Miami New Times staff writer Celeste Fraser Delgado was arrested and jailed last November as she was reporting on the protests associated with the Free Trade Area of the Americas summit. While other reporters were "embedded" with police, Delgado was in handcuffs, charged with the misdemeanors "failure to obey a lawful command" and "resisting arrest without violence," accusations she vehemently denied. After a sleepless night in the slammer, she was released from Turner Guilford Knight Correctional Center, but not before local NBC affiliate WTVJ (Channel 6) and the Associated Press had reported on the incident. With the clock ticking on her fifteen minutes, Delgado quickly penned a 2700-word story about her experience. Following its publication ("Jailhouse Crock," November 27, 2003), Newsweek quoted her and PBS documentarians interviewed her, as did the Sun-Sentinel, ABC affiliate WPLG (Channel 10), Univision, and Telemundo. Later she filed a formal complaint with Miami's Civilian Investigative Panel, but by then her time was up.

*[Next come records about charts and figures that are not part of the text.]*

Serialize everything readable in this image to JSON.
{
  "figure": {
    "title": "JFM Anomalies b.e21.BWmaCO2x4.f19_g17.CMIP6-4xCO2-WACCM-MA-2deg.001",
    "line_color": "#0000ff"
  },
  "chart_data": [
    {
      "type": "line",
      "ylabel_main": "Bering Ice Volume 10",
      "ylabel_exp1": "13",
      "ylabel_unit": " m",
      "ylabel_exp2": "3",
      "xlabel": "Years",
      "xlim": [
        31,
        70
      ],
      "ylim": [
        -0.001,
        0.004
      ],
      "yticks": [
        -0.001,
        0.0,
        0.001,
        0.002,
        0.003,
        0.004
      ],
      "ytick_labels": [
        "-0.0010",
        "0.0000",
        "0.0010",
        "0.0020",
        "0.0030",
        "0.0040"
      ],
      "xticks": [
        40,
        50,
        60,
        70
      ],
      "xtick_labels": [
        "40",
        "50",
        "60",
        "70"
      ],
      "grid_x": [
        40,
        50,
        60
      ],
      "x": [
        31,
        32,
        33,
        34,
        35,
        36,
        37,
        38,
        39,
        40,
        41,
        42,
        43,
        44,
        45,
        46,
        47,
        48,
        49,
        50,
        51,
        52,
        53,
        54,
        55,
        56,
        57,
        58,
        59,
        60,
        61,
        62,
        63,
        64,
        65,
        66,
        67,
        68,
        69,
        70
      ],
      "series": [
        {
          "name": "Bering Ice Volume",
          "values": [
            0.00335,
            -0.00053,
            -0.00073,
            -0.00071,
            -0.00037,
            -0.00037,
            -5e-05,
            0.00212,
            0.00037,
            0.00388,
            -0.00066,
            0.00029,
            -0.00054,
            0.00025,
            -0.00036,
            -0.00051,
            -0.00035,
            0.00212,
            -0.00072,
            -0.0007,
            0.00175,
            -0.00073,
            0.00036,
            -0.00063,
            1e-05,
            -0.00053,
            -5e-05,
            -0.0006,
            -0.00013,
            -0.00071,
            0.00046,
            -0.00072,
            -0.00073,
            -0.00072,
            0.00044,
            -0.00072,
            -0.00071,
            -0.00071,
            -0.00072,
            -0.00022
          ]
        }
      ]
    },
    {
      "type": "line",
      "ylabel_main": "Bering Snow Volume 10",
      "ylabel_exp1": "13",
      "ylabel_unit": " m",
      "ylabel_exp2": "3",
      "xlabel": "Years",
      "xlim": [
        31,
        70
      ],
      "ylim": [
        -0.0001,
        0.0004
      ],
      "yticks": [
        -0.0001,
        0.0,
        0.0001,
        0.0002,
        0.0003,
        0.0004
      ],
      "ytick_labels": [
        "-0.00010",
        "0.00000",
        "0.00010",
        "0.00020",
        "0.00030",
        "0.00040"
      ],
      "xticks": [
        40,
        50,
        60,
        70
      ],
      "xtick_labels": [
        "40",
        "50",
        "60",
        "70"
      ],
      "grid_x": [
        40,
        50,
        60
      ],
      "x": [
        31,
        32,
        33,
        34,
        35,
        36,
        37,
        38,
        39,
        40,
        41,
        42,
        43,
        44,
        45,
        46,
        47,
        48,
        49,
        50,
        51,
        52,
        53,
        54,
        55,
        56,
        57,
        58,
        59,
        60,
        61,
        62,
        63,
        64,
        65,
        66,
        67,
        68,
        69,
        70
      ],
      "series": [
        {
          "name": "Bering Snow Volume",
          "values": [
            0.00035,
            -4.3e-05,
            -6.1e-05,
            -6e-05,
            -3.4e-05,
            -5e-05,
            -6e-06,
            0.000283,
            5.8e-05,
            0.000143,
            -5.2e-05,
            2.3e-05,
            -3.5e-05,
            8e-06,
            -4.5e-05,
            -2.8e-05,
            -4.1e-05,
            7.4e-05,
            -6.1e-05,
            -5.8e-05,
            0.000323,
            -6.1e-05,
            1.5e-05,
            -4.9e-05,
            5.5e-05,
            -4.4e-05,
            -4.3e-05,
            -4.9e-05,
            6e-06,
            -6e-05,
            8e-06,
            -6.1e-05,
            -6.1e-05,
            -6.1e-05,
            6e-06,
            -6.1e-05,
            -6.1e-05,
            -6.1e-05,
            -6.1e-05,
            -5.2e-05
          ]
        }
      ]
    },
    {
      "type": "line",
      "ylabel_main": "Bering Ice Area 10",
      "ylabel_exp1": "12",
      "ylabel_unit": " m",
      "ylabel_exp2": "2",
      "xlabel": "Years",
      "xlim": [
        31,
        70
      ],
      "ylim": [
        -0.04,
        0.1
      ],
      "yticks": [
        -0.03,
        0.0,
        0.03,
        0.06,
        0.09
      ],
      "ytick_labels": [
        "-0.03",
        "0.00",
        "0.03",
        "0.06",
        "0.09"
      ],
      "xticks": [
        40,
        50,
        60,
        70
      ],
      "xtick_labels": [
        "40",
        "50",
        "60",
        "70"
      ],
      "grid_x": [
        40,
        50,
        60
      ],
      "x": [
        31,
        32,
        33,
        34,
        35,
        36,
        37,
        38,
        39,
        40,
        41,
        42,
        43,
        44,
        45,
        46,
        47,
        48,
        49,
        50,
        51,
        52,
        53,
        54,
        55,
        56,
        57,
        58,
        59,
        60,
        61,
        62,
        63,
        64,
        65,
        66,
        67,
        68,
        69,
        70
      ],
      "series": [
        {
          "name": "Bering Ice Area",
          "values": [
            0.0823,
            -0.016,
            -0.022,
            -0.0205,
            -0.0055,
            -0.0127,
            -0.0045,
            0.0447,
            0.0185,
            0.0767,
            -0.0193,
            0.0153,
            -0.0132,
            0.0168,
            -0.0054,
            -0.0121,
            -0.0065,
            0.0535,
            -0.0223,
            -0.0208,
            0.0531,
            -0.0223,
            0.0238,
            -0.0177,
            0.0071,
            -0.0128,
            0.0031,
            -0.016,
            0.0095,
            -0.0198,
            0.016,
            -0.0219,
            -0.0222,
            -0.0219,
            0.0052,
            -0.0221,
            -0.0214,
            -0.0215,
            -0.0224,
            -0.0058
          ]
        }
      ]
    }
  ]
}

Traditional feminists (but not Camille Paglia's pro-sex sect) will likely be aghast, but our choice features locally based and produced comedic porn "films," weekly episodes showing random women bribed off the street and into a van, then into depravity. This isn't your run-of-the-mill autoerotic stimuli. The site states: "The true story of two guys, a video camera, a big fucking bus, and a lesson on the depths of human debauchery." Each guy comes equipped with an enormous member and a mischievous sense of humor. Questions like, "How do you feel about political ethics in America?" are routinely asked during bonings. Segments featured in the blooper section include episodes where the Bang team misses the targeted girl ("Dude, you just came on my leg!") and a classic wherein a girl's mom calls her cell phone during filming. Of course it's answered, and the mother's voice is actually heard asking for her daughter. "She can't talk" was followed by an obscene description of the slightly perverse activity the girl was involved in at that moment. In case you miss the point, the objective of this Website is not to arouse anything but disgust in what the Bangs see as an "offensively politically correct world."

Launched in 1996 by three Miami brothers-in-law who love to fish and eat la comida Cubana, this is a mouthwatering source of opinions about local Cuban cuisine, from restaurants to recipes. The three guys -- Jorge Castillo, Raúl Musibay, and Glenn Lindgren -- have made several appearances on various Food Network shows and in media articles. But more than a foodish curiosity, the Website is a celebration of Cuban neighborhoods (Little Havana, Hialeah, and others) that offers insights into the differences between the citified Cuban food at Versailles and La Carreta's traditional fare, the advantages of buying produce from street vendors, and, not least, how to party like a Cuban.

It's always threat-level orange when John Timoney opens his mouth. But this inspired utterance, issued while he was on a bike tour of the anti-free-trade protest zone in downtown Miami this past November, rocketed the churlish chief well into the red zone. Perhaps he was drunk from the $8.5 million the Department of Homeland Security allotted the Magic City police force to fend off opponents of the Free Trade Association of the Americas. "You're bad. Fuck you!" he yelled at a young male demonstrator as undercover cops shoved the lad against a car to arrest him. Scrappy Miami Herald reporter Oscar Corral, who was bicycle-embedded with Timoney when he snagged the quote, slammed it into the lead sentence of his story, right where it belonged. Timoney later denied saying "You're bad," insisting that he doesn't talk like that. But he may have blurted the "Fuck you" part, he allowed with a chuckle. The prudish daily softened the f-word to "f---" on the printed page, but that didn't keep this quote from ricocheting into a revealing metaphor of the man Miami pays to keep the peace.